Now we can combine the files cocopye_output.csv and MAGS_quality.csv with the paste command into a new file called cocopye_quality.csv. The -d "," option indicates the merged files will be separated by commas (,), matching the column separation in cocopye_output.csv.

paste -d "," cocopye_output.csv MAGS_quality.csv > cocopye_quality.csv

23.6 CheckM: MCQs

Viewing the file cocopye_output.csv attempt the below questions.

Tip: You can use the cut command to look at specific columns. For example:

#look at the "bin" and "quality" columns
#Convert the printed output's commas to tabs for readability
cut -d "," -f 1,8 cocopye_quality.csv | tr "," "\t"

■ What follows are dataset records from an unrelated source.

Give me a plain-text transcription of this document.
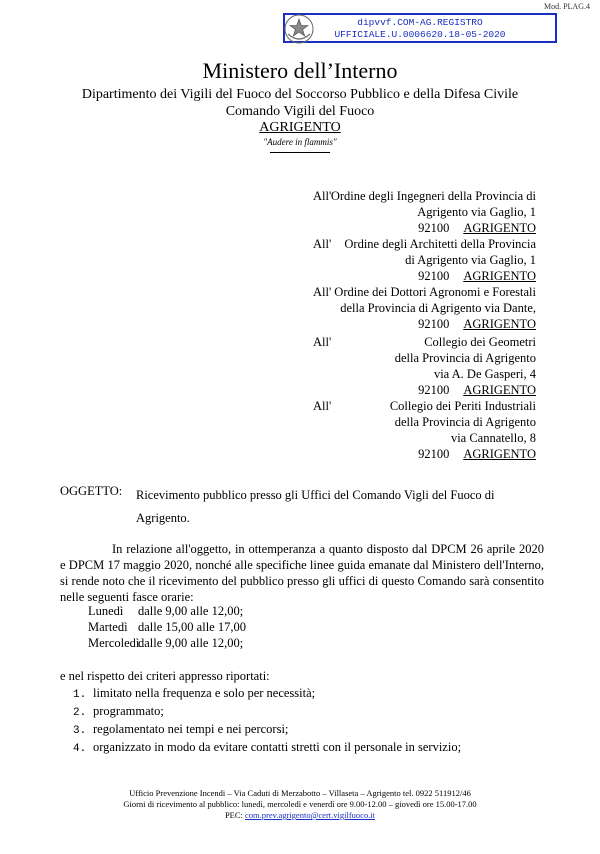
Mod. PLAG.4
dipvvf.COM-AG.REGISTRO
UFFICIALE.U.0006620.18-05-2020
Ministero dell’Interno
Dipartimento dei Vigili del Fuoco del Soccorso Pubblico e della Difesa Civile
Comando Vigili del Fuoco
AGRIGENTO
"Audere in flammis"
All' Ordine degli Ingegneri della Provincia di
Agrigento via Gaglio, 1
92100 AGRIGENTO
All'	Ordine degli Architetti della Provincia
di Agrigento via Gaglio, 1
92100 AGRIGENTO
All' Ordine dei Dottori Agronomi e Forestali
della Provincia di Agrigento via Dante,
92100 AGRIGENTO
All'	Collegio dei Geometri
della Provincia di Agrigento
via A. De Gasperi, 4
92100 AGRIGENTO
All'	Collegio dei Periti Industriali
della Provincia di Agrigento
via Cannatello, 8
92100 AGRIGENTO
OGGETTO: Ricevimento pubblico presso gli Uffici del Comando Vigli del Fuoco di Agrigento.
In relazione all'oggetto, in ottemperanza a quanto disposto dal DPCM 26 aprile 2020 e DPCM 17 maggio 2020, nonché alle specifiche linee guida emanate dal Ministero dell'Interno, si rende noto che il ricevimento del pubblico presso gli uffici di questo Comando sarà consentito nelle seguenti fasce orarie:
Lunedì dalle 9,00 alle 12,00;
Martedì dalle 15,00 alle 17,00
Mercoledìdalle 9,00 alle 12,00;
e nel rispetto dei criteri appresso riportati:
1. limitato nella frequenza e solo per necessità;
2. programmato;
3. regolamentato nei tempi e nei percorsi;
4. organizzato in modo da evitare contatti stretti con il personale in servizio;
Ufficio Prevenzione Incendi – Via Caduti di Merzabotto – Villaseta – Agrigento tel. 0922 511912/46
Giorni di ricevimento al pubblico: lunedì, mercoledì e venerdì ore 9.00-12.00 – giovedì ore 15.00-17.00
PEC: com.prev.agrigento@cert.vigilfuoco.it
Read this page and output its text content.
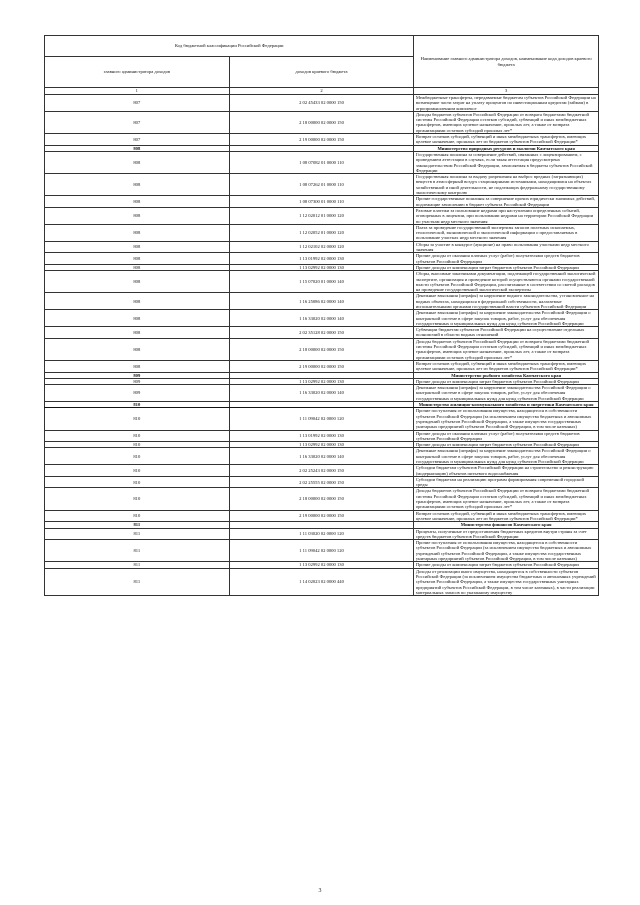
Код бюджетной классификации Российской Федерации		Наименование главного администратора доходов, наименование кода доходов краевого бюджета
главного администратора доходов	доходов краевого бюджета	
1	2	3
807	2 02 45433 02 0000 150	Межбюджетные трансферты, передаваемые бюджетам субъектов Российской Федерации на возмещение части затрат на уплату процентов по инвестиционным кредитам (займам) в агропромышленном комплексе
807	2 18 00000 02 0000 150	Доходы бюджетов субъектов Российской Федерации от возврата бюджетами бюджетной системы Российской Федерации остатков субсидий, субвенций и иных межбюджетных трансфертов, имеющих целевое назначение, прошлых лет, а также от возврата организациями остатков субсидий прошлых лет*
807	2 19 00000 02 0000 150	Возврат остатков субсидий, субвенций и иных межбюджетных трансфертов, имеющих целевое назначение, прошлых лет из бюджетов субъектов Российской Федерации*
808		Министерство природных ресурсов и экологии Камчатского края
808	1 08 07082 01 0000 110	Государственная пошлина за совершение действий, связанных с лицензированием, с проведением аттестации в случаях, если такая аттестация предусмотрена законодательством Российской Федерации, зачисляемая в бюджеты субъектов Российской Федерации
808	1 08 07262 01 0000 110	Государственная пошлина за выдачу разрешения на выброс вредных (загрязняющих) веществ в атмосферный воздух стационарными источниками, находящимися на объектах хозяйственной и иной деятельности, не подлежащих федеральному государственному экологическому контролю
808	1 08 07300 01 0000 110	Прочие государственные пошлины за совершение прочих юридически значимых действий, подлежащие зачислению в бюджет субъекта Российской Федерации
808	1 12 02012 01 0000 120	Разовые платежи за пользование недрами при наступлении определенных событий, оговоренных в лицензии, при пользовании недрами на территории Российской Федерации по участкам недр местного значения
808	1 12 02052 01 0000 120	Плата за проведение государственной экспертизы запасов полезных ископаемых, геологической, экономической и экологической информации о предоставляемых в пользование участках недр местного значения
808	1 12 02102 02 0000 120	Сборы за участие в конкурсе (аукционе) на право пользования участками недр местного значения
808	1 13 01992 02 0000 130	Прочие доходы от оказания платных услуг (работ) получателями средств бюджетов субъектов Российской Федерации
808	1 13 02992 02 0000 130	Прочие доходы от компенсации затрат бюджетов субъектов Российской Федерации
808	1 15 07020 01 0000 140	Сборы, вносимые заказчиками документации, подлежащей государственной экологической экспертизе, организация и проведение которой осуществляются органами государственной власти субъектов Российской Федерации, рассчитанные в соответствии со сметой расходов на проведение государственной экологической экспертизы
808	1 16 25086 02 0000 140	Денежные взыскания (штрафы) за нарушение водного законодательства, установленное на водных объектах, находящихся в федеральной собственности, налагаемые исполнительными органами государственной власти субъектов Российской Федерации
808	1 16 33020 02 0000 140	Денежные взыскания (штрафы) за нарушение законодательства Российской Федерации о контрактной системе в сфере закупок товаров, работ, услуг для обеспечения государственных и муниципальных нужд для нужд субъектов Российской Федерации
808	2 02 35128 02 0000 150	Субвенции бюджетам субъектов Российской Федерации на осуществление отдельных полномочий в области водных отношений
808	2 18 00000 02 0000 150	Доходы бюджетов субъектов Российской Федерации от возврата бюджетами бюджетной системы Российской Федерации остатков субсидий, субвенций и иных межбюджетных трансфертов, имеющих целевое назначение, прошлых лет, а также от возврата организациями остатков субсидий прошлых лет*
808	2 19 00000 02 0000 150	Возврат остатков субсидий, субвенций и иных межбюджетных трансфертов, имеющих целевое назначение, прошлых лет из бюджетов субъектов Российской Федерации*
809		Министерство рыбного хозяйства Камчатского края
809	1 13 02992 02 0000 130	Прочие доходы от компенсации затрат бюджетов субъектов Российской Федерации
809	1 16 33020 02 0000 140	Денежные взыскания (штрафы) за нарушение законодательства Российской Федерации о контрактной системе в сфере закупок товаров, работ, услуг для обеспечения государственных и муниципальных нужд для нужд субъектов Российской Федерации
810		Министерство жилищно-коммунального хозяйства и энергетики Камчатского края
810	1 11 09042 02 0000 120	Прочие поступления от использования имущества, находящегося в собственности субъектов Российской Федерации (за исключением имущества бюджетных и автономных учреждений субъектов Российской Федерации, а также имущества государственных унитарных предприятий субъектов Российской Федерации, в том числе казенных)
810	1 13 01992 02 0000 130	Прочие доходы от оказания платных услуг (работ) получателями средств бюджетов субъектов Российской Федерации
810	1 13 02992 02 0000 130	Прочие доходы от компенсации затрат бюджетов субъектов Российской Федерации
810	1 16 33020 02 0000 140	Денежные взыскания (штрафы) за нарушение законодательства Российской Федерации о контрактной системе в сфере закупок товаров, работ, услуг для обеспечения государственных и муниципальных нужд для нужд субъектов Российской Федерации
810	2 02 25243 02 0000 150	Субсидии бюджетам субъектов Российской Федерации на строительство и реконструкцию (модернизацию) объектов питьевого водоснабжения
810	2 02 25555 02 0000 150	Субсидии бюджетам на реализацию программ формирования современной городской среды
810	2 18 00000 02 0000 150	Доходы бюджетов субъектов Российской Федерации от возврата бюджетами бюджетной системы Российской Федерации остатков субсидий, субвенций и иных межбюджетных трансфертов, имеющих целевое назначение, прошлых лет, а также от возврата организациями остатков субсидий прошлых лет*
810	2 19 00000 02 0000 150	Возврат остатков субсидий, субвенций и иных межбюджетных трансфертов, имеющих целевое назначение, прошлых лет из бюджетов субъектов Российской Федерации*
811		Министерство финансов Камчатского края
811	1 11 03020 02 0000 120	Проценты, полученные от предоставления бюджетных кредитов внутри страны за счет средств бюджетов субъектов Российской Федерации
811	1 11 09042 02 0000 120	Прочие поступления от использования имущества, находящегося в собственности субъектов Российской Федерации (за исключением имущества бюджетных и автономных учреждений субъектов Российской Федерации, а также имущества государственных унитарных предприятий субъектов Российской Федерации, в том числе казенных)
811	1 13 02992 02 0000 130	Прочие доходы от компенсации затрат бюджетов субъектов Российской Федерации
811	1 14 02023 02 0000 440	Доходы от реализации иного имущества, находящегося в собственности субъектов Российской Федерации (за исключением имущества бюджетных и автономных учреждений субъектов Российской Федерации, а также имущества государственных унитарных предприятий субъектов Российской Федерации, в том числе казенных), в части реализации материальных запасов по указанному имуществу
3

What lineage was assigned to bin K1.1?
Bacteria Bacteroides Lachnospiraceae
What lineage was assigned to bin K1.22?
Bacteria Bacteroides Lachnospiraceae
What lineage was assigned to bin K1.8?
Bacteria Bacteroides Lachnospiraceae
What is the quality value of K1.1?
0.0202 0.6724 0.9769
What is the completeness value of K1.30?
0.0202 0.6724 0.9769
What is the contamination value of K1.12 bin?
0.0202 0.6724 0.9769
Which bin has the highest quality value (98.38%)?
K1.20 K1.26 K1.22
Which bin has the quality value of -2.9215?
K1.20 K1.26 K1.22
Which bin has the highest completeness value (98.59%)?
K1.20 K1.26 K1.22

23.7 Bin quality summary

It is always useful to know the quality of your bins so you know which are more reliable than others. With that information you can be more or less certain when concluding your findings.

We have some good quality bins but many poorer quality bins too. Ultimately binning is trying to separate all the genomes from each other. A better metagenome assembly would most likely have led to better binning.